Let $G$ be a group & $H$ be a subgroup of $G$, where $G$ has the property that $x^2 \in H$ for every $x \in G$. Proof that $H$ is normal in $G$ and $G/H$ is abelian.
My approach:
It can be show that $H$ is normal in $G$. Since $H$ is normal in $G$ and $x \in G$, $x^2 \in H$ therefore $[G:H]=2$ (is it logical enough?). Then the coset of $H$ in $G$ are $H$ and $G-H$. If $ x \in G-H$, then $xH=G-H$ and therefore $(G-H)^2=H$, $H$ being the identy element of $G-H$. Hence $G-H$ is a group of prime order hence abelian.
Need a little hint how to show $G/H$ is abelian.
Here is my second attempt:
$H$ is normal in $G$
Let $C$ be the commutator of $a^2$, $b^2$ in $G$.
Therefore $$ a^2b^2(a^2)^{-1}(b^2)^{-1}\in G$$ And therefore $ a^2b^2(a^2)^{-1}(b^2)^{-1} \in H$. Therefore $C$ is a subset of $H$
Then $a^2b^2(a^2)^{-1}(b^2)^{-1} \in H$ i.e. $a^2b^2(b^2a^2)^{-1} \in H$ Therefore $H(a^2b^2)=H(b^2a^2)$ which implies $(Ha^2)(Hb^2)=(Hb^2)(Ha^2)$ And this follows.
My head is not working anymore :(
If $x^2\in H$ for all $x\in G$ this implies that every element of the quotient group $G/H$ has order two.
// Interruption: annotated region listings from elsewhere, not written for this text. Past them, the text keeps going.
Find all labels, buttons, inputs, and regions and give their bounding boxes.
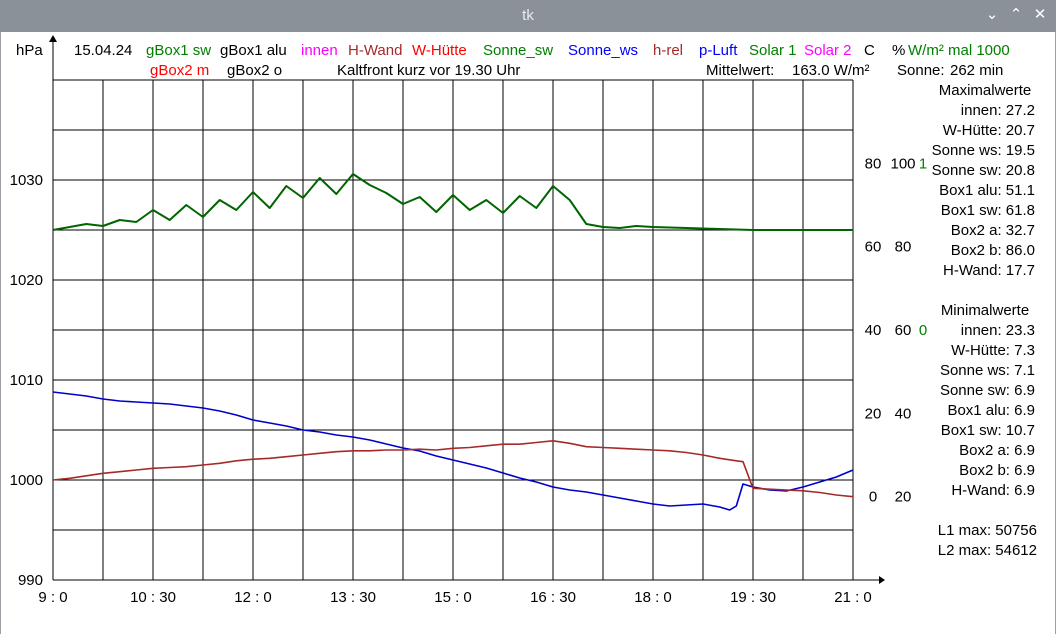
unit-wm2: W/m² mal 1000 bbox=[908, 42, 1010, 59]
legend-item: Solar 2 bbox=[804, 42, 852, 59]
max-value-line: Sonne sw: 20.8 bbox=[932, 162, 1035, 179]
x-tick-label: 13 : 30 bbox=[330, 589, 376, 606]
x-tick-label: 10 : 30 bbox=[130, 589, 176, 606]
legend-row-1: gBox1 sw gBox1 alu innen H-Wand W-Hütte Sonne… bbox=[146, 42, 852, 59]
legend-item: gBox2 o bbox=[227, 62, 282, 79]
legend-item: H-Wand bbox=[348, 42, 402, 59]
pressure-tick-label: 1020 bbox=[10, 272, 43, 289]
x-tick-label: 19 : 30 bbox=[730, 589, 776, 606]
legend-item: gBox1 alu bbox=[220, 42, 287, 59]
unit-hpa: hPa bbox=[16, 42, 43, 59]
x-tick-label: 12 : 0 bbox=[234, 589, 272, 606]
chart-axes bbox=[49, 35, 885, 584]
chart-tick-labels: 9 : 0 10 : 30 12 : 0 13 : 30 15 : 0 16 : 30 18… bbox=[10, 155, 928, 606]
min-value-line: Sonne ws: 7.1 bbox=[940, 362, 1035, 379]
x-tick-label: 9 : 0 bbox=[38, 589, 67, 606]
max-value-line: Box2 a: 32.7 bbox=[951, 222, 1035, 239]
legend-item: innen bbox=[301, 42, 338, 59]
unit-percent: % bbox=[892, 42, 905, 59]
rh-tick-label: 100 bbox=[890, 155, 915, 172]
minimize-icon[interactable]: ⌄ bbox=[985, 6, 999, 23]
max-value-line: Box1 alu: 51.1 bbox=[939, 182, 1035, 199]
window-titlebar[interactable]: tk ⌄ ⌃ ✕ bbox=[0, 0, 1056, 32]
min-value-line: Box1 alu: 6.9 bbox=[947, 402, 1035, 419]
min-value-line: Sonne sw: 6.9 bbox=[940, 382, 1035, 399]
series-line-sonne-sw bbox=[52, 173, 853, 231]
min-value-line: W-Hütte: 7.3 bbox=[951, 342, 1035, 359]
rh-tick-label: 80 bbox=[895, 239, 912, 256]
pressure-tick-label: 990 bbox=[18, 572, 43, 589]
min-value-line: Box2 a: 6.9 bbox=[959, 442, 1035, 459]
l2-max: L2 max: 54612 bbox=[938, 542, 1037, 559]
pressure-tick-label: 1030 bbox=[10, 172, 43, 189]
x-tick-label: 21 : 0 bbox=[834, 589, 872, 606]
legend-item: gBox2 m bbox=[150, 62, 209, 79]
legend-row-2: gBox2 m gBox2 o bbox=[150, 62, 282, 79]
legend-item: Sonne_sw bbox=[483, 42, 553, 59]
kaltfront-note: Kaltfront kurz vor 19.30 Uhr bbox=[337, 62, 520, 79]
min-value-line: H-Wand: 6.9 bbox=[951, 482, 1035, 499]
min-value-line: Box2 b: 6.9 bbox=[959, 462, 1035, 479]
temp-tick-label: 80 bbox=[865, 155, 882, 172]
rh-tick-label: 40 bbox=[895, 405, 912, 422]
mittelwert-label: Mittelwert: bbox=[706, 62, 774, 79]
mittelwert-value: 163.0 W/m² bbox=[792, 62, 870, 79]
date-label: 15.04.24 bbox=[74, 42, 132, 59]
max-value-line: innen: 27.2 bbox=[961, 102, 1035, 119]
chart-series bbox=[52, 173, 854, 511]
x-axis-arrow-icon bbox=[879, 576, 885, 584]
close-icon[interactable]: ✕ bbox=[1033, 6, 1047, 23]
temp-tick-label: 60 bbox=[865, 239, 882, 256]
sonne-label: Sonne: bbox=[897, 62, 945, 79]
max-values-title: Maximalwerte bbox=[939, 82, 1032, 99]
min-value-line: innen: 23.3 bbox=[961, 322, 1035, 339]
max-value-line: Box1 sw: 61.8 bbox=[941, 202, 1035, 219]
rh-tick-label: 20 bbox=[895, 489, 912, 506]
pressure-tick-label: 1000 bbox=[10, 472, 43, 489]
max-value-line: Sonne ws: 19.5 bbox=[932, 142, 1035, 159]
series-line-h-rel bbox=[52, 440, 854, 498]
legend-item: p-Luft bbox=[699, 42, 738, 59]
rh-tick-label: 60 bbox=[895, 322, 912, 339]
x-tick-label: 15 : 0 bbox=[434, 589, 472, 606]
max-value-line: Box2 b: 86.0 bbox=[951, 242, 1035, 259]
pressure-tick-label: 1010 bbox=[10, 372, 43, 389]
legend-item: W-Hütte bbox=[412, 42, 467, 59]
min-value-line: Box1 sw: 10.7 bbox=[941, 422, 1035, 439]
weather-chart: 9 : 0 10 : 30 12 : 0 13 : 30 15 : 0 16 : 30 18… bbox=[10, 35, 1037, 606]
unit-c: C bbox=[864, 42, 875, 59]
legend-item: gBox1 sw bbox=[146, 42, 211, 59]
maximize-icon[interactable]: ⌃ bbox=[1009, 6, 1023, 23]
legend-item: Solar 1 bbox=[749, 42, 797, 59]
solar-tick-label: 0 bbox=[919, 322, 927, 339]
temp-tick-label: 0 bbox=[869, 489, 877, 506]
max-value-line: W-Hütte: 20.7 bbox=[943, 122, 1035, 139]
legend-item: h-rel bbox=[653, 42, 683, 59]
stats-panel: Maximalwerte innen: 27.2 W-Hütte: 20.7 Sonn… bbox=[932, 82, 1037, 559]
chart-canvas: 9 : 0 10 : 30 12 : 0 13 : 30 15 : 0 16 : 30 18… bbox=[0, 32, 1056, 634]
temp-tick-label: 40 bbox=[865, 322, 882, 339]
x-tick-label: 18 : 0 bbox=[634, 589, 672, 606]
series-line-p-luft bbox=[52, 391, 854, 511]
window-title: tk bbox=[522, 7, 534, 24]
solar-tick-label: 1 bbox=[919, 155, 927, 172]
min-values-title: Minimalwerte bbox=[941, 302, 1029, 319]
temp-tick-label: 20 bbox=[865, 405, 882, 422]
x-tick-label: 16 : 30 bbox=[530, 589, 576, 606]
sonne-value: 262 min bbox=[950, 62, 1003, 79]
legend-item: Sonne_ws bbox=[568, 42, 638, 59]
max-value-line: H-Wand: 17.7 bbox=[943, 262, 1035, 279]
l1-max: L1 max: 50756 bbox=[938, 522, 1037, 539]
chart-grid bbox=[52, 79, 854, 581]
y-axis-arrow-icon bbox=[49, 35, 57, 42]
It does not imply that $[G:H]=2$.
As a counter-example, take $G$ to be the Klein $4$-group and $H$ to be the trivial group.
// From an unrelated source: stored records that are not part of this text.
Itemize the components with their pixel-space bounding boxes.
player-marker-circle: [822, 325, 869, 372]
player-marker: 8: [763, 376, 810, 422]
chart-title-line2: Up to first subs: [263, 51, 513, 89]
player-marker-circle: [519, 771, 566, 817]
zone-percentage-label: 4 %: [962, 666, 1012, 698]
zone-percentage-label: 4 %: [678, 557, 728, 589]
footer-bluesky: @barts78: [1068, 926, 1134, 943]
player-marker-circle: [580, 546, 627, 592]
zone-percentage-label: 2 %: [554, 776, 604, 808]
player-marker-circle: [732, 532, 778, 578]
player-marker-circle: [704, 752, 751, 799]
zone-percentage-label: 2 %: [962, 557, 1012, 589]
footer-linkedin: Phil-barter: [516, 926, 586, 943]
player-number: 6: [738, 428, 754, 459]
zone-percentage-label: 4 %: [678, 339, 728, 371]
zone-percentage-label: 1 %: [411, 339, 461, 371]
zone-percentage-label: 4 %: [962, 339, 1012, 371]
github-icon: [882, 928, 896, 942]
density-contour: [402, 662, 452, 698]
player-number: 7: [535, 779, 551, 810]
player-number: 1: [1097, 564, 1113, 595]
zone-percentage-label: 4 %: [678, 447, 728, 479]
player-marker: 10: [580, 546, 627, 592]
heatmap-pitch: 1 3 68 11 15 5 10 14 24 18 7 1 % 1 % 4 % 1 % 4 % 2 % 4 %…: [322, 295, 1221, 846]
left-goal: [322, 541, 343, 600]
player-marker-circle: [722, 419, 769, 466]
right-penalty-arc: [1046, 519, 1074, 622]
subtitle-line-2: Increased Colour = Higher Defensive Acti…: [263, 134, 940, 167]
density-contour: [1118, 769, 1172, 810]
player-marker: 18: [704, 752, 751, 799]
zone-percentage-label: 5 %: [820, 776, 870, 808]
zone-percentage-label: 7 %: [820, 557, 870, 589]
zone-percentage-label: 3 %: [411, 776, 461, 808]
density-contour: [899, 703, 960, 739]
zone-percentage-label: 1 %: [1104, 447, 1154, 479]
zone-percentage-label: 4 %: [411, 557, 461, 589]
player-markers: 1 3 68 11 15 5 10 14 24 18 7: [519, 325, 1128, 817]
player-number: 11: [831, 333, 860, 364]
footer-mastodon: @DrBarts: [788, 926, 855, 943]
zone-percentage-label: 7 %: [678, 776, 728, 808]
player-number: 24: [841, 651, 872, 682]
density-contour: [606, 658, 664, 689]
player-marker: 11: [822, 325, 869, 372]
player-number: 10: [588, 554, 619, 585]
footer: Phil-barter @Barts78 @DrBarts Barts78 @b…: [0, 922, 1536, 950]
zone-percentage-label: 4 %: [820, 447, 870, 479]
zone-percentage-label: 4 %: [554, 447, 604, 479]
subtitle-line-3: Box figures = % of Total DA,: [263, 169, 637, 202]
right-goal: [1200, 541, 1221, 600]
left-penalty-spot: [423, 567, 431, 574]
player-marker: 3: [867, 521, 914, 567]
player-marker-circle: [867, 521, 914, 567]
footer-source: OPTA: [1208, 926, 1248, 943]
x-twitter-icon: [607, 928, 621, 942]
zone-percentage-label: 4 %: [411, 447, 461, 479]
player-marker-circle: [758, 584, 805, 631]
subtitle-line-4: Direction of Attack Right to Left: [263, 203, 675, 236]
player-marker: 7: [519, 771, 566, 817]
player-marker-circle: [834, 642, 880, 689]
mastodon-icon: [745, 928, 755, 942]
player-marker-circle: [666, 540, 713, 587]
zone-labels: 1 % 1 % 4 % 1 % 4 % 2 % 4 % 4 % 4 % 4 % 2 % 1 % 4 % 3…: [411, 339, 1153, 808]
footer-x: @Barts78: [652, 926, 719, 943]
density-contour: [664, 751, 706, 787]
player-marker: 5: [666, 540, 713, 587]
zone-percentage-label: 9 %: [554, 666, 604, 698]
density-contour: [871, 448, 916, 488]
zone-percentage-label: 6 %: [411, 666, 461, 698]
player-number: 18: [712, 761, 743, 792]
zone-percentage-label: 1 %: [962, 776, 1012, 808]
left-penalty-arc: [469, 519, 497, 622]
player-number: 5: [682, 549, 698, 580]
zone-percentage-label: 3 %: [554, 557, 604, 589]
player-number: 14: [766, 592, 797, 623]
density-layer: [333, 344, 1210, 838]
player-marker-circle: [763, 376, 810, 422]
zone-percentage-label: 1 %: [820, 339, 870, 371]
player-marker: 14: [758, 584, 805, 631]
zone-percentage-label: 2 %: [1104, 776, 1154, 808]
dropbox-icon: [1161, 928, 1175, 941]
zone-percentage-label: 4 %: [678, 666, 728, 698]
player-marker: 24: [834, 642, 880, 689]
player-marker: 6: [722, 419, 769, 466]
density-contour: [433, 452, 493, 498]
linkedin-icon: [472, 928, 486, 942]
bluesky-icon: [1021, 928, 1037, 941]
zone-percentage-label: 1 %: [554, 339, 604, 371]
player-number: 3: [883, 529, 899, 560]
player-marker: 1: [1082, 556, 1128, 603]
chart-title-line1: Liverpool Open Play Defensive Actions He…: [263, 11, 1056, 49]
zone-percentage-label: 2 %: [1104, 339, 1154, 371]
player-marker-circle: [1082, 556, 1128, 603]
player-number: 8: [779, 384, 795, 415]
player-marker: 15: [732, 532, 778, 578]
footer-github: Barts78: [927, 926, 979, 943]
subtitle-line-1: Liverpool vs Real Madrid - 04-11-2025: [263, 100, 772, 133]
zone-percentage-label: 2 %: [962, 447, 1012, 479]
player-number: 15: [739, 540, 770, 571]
However, you are nearly there as it is. As you have proven that $H$ is normal in $G$, you just need to prove that if $K$ is a group such that $k^2=1$ for all $k\in K$ then $K$ is abelian. This is a standard exercise, and the idea is: for all $a, b\in K$ we have $$1=(ab)^2=abab=a^{-1}b^{-1}ab.$$ So $a^{-1}b^{-1}ab=1$, which rearranges to give $ab=ba$ as required.